Current Political Mudslinging Now Reduced to “You Hacked My Website!”

Stanford Advocate: “Democratic Sen. Joe Lieberman, locked in a battle with an anti-war challenger in the nation’s most closely watched primary race Tuesday, accused his opponent’s supporters of hacking his campaign Web site and e-mail system.”

The MeFites have plenty of evidence suggesting that this wasn’t a DoS attack. It may be possible that Joe didn’t pay his bills.

Meanwhle, the Lamont campaign has offered to send in their tech guy to fix the Leiberman website problem and offers a cached link to Leiberman at the top of the page. On a microcosmic level, I ask the Connecticut voters to consider this: would you prefer a man who freaks out, makes accusations and calls the DA when he can’t figure out his website problems or a man who offers to fix his competitor’s website as your Senator?

[RELATED: These signs are hilarious.]

1 Comments

  1. The latest, or second latest–I forget–New Yorker has an article about wikipedia (as does the latest atlantic monthly!), and it mentions that there have been times when the entire House of Representatives has had to ban themselves from wikipedia because members keep attempting to use it to rewrite their voting histories, and to erase mentions of failed campaign promises.
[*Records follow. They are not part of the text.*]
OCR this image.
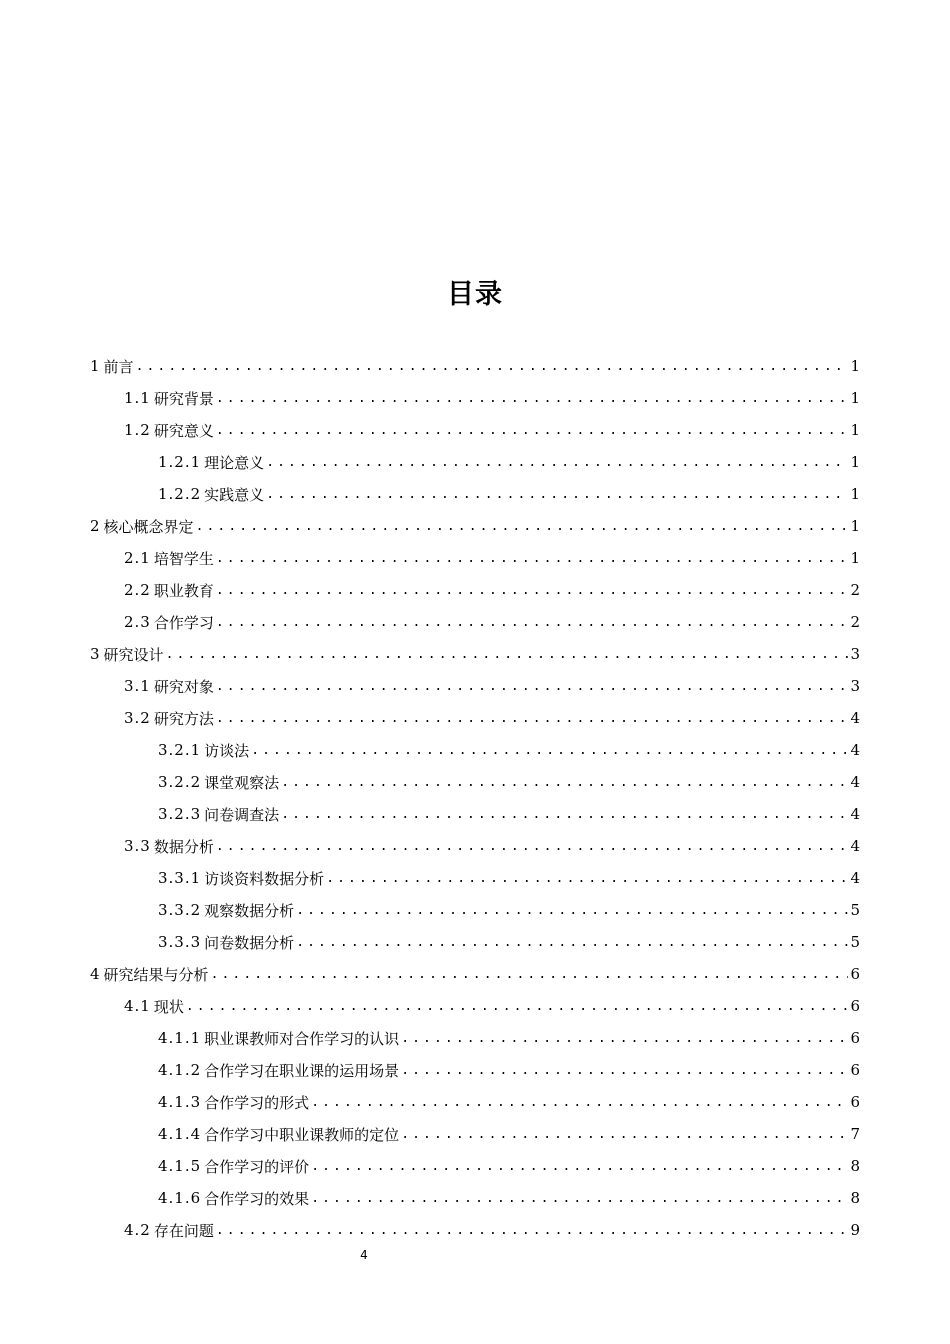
目录
1 前言 .....	1
1.1 研究背景 .....	1
1.2 研究意义 .....	1
1.2.1 理论意义 .....	1
1.2.2 实践意义 .....	1
2 核心概念界定 .....	1
2.1 培智学生 .....	1
2.2 职业教育 .....	2
2.3 合作学习 .....	2
3 研究设计 .....	3
3.1 研究对象 .....	3
3.2 研究方法 .....	4
3.2.1 访谈法 .....	4
3.2.2 课堂观察法 .....	4
3.2.3 问卷调查法 .....	4
3.3 数据分析 .....	4
3.3.1 访谈资料数据分析 .....	4
3.3.2 观察数据分析 .....	5
3.3.3 问卷数据分析 .....	5
4 研究结果与分析 .....	6
4.1 现状 .....	6
4.1.1 职业课教师对合作学习的认识 .....	6
4.1.2 合作学习在职业课的运用场景 .....	6
4.1.3 合作学习的形式 .....	6
4.1.4 合作学习中职业课教师的定位 .....	7
4.1.5 合作学习的评价 .....	8
4.1.6 合作学习的效果 .....	8
4.2 存在问题 .....	9
4
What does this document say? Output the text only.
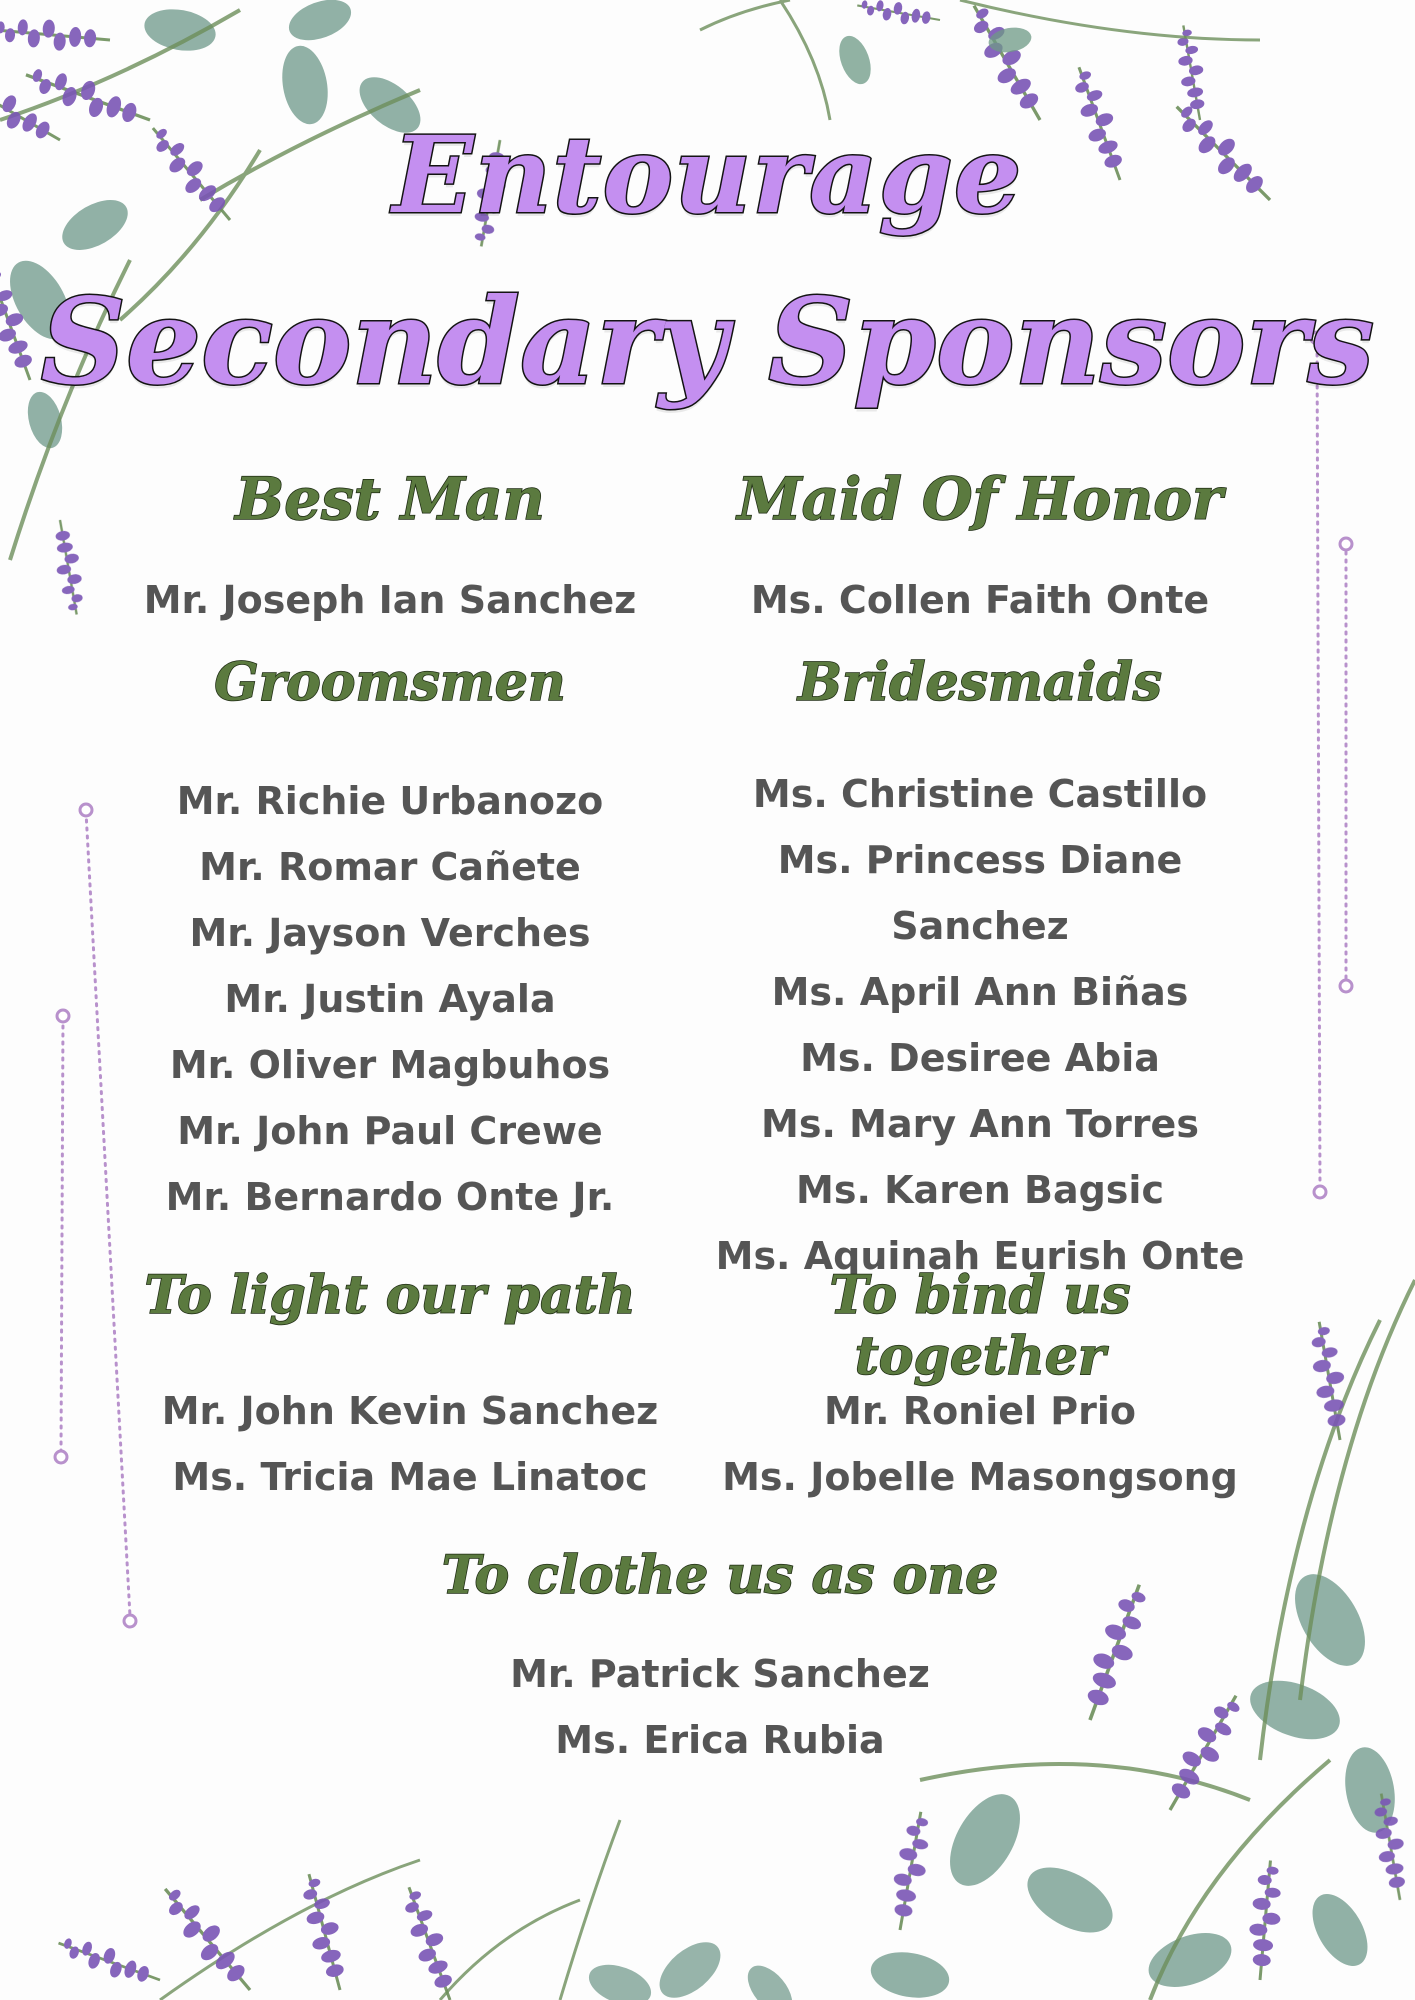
Entourage
Secondary Sponsors
Best Man
Mr. Joseph Ian Sanchez
Maid Of Honor
Ms. Collen Faith Onte
Groomsmen
Mr. Richie Urbanozo
Mr. Romar Cañete
Mr. Jayson Verches
Mr. Justin Ayala
Mr. Oliver Magbuhos
Mr. John Paul Crewe
Mr. Bernardo Onte Jr.
Bridesmaids
Ms. Christine Castillo
Ms. Princess Diane Sanchez
Ms. April Ann Biñas
Ms. Desiree Abia
Ms. Mary Ann Torres
Ms. Karen Bagsic
Ms. Aquinah Eurish Onte
To light our path
Mr. John Kevin Sanchez
Ms. Tricia Mae Linatoc
To bind us together
Mr. Roniel Prio
Ms. Jobelle Masongsong
To clothe us as one
Mr. Patrick Sanchez
Ms. Erica Rubia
    Actually, here’s the link and a quote:
    Can Wikipedia conquer expertise?

    Pettiness, idiocy, and vulgarity are regular features of the site. Nothing about high-minded collaboration guarantees accuracy, and open editing invites abuse. Senators and congressmen have been caught tampering with their entries; the entire House of Representatives has been banned from Wikipedia several times. (It is not subtle to change Senator Robert Byrd’s age from eighty-eight to a hundred and eighty. It is subtler to sanitize one’s voting record in order to distance oneself from an unpopular President, or to delete broken campaign promises.)